On July 1, a Star-Telegram editorial noted the fund-raising victory: “Factory stacks and glowing furnaces and armies of labor cannot alone make a great city. A city to achieve basic greatness must have churches and schools for the toiling, aspiring children of men . . . Without intending perhaps to do so Fort Worth in her educational institutions is taking her surest and best course to greatness and fame.”

With the relocation bonus assured, TCU’s Board of Trustees secured temporary quarters in buildings on Weatherford and Commerce Streets in Fort Worth.

In late August, four railroad cars of furniture and equipment arrived from the Waco campus, and in the next few days students and faculty members started to arrive.

The first issue of the TCU Skiff appeared with “delayed edition” dateline of Aug. 26, 1910. A train-car load of freight that contained the printing equipment the student editors needed went astray somewhere between Waco and Fort Worth. The equipment eventually arrived, thus the Skiff published late. However, its next regular edition published on time the following Friday.

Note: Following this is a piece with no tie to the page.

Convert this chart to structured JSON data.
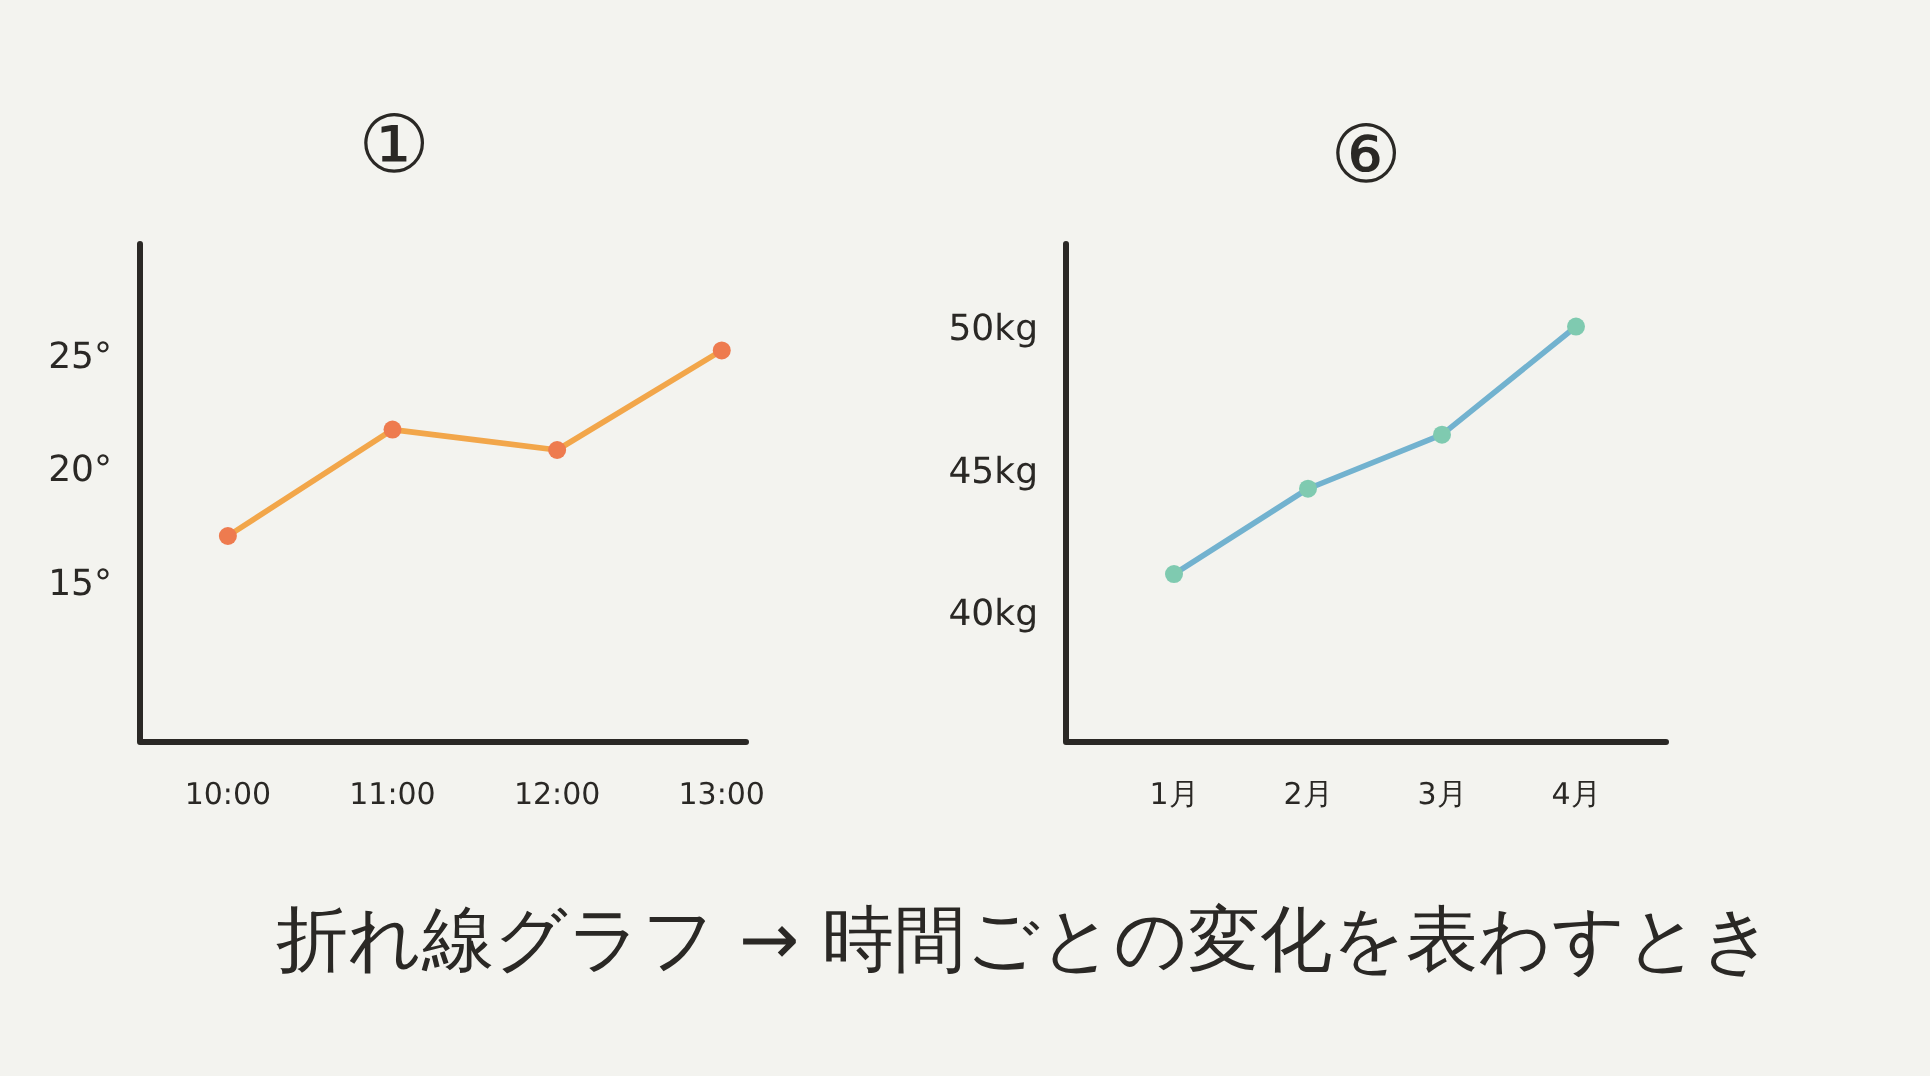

On Sept. 5, the first of Texas & Pacific’s special “Rah, Rah” cars decorated with banners running the full length of the cars arrived, carrying students from points west.

Enrollment was running so high that TCU’s business manager had to arrange for a second annex for the women’s dormitory. As the university’s opening day approached, six other buildings near the main building on Weatherford Street were acquired to serve as student dormitories and faculty residences.

On Sept. 16, more than 400 students and faculty gathered at the Weatherford Street building. Amid cheers and singing, they marched to Fort Worth City Hall for the formal opening of TCU.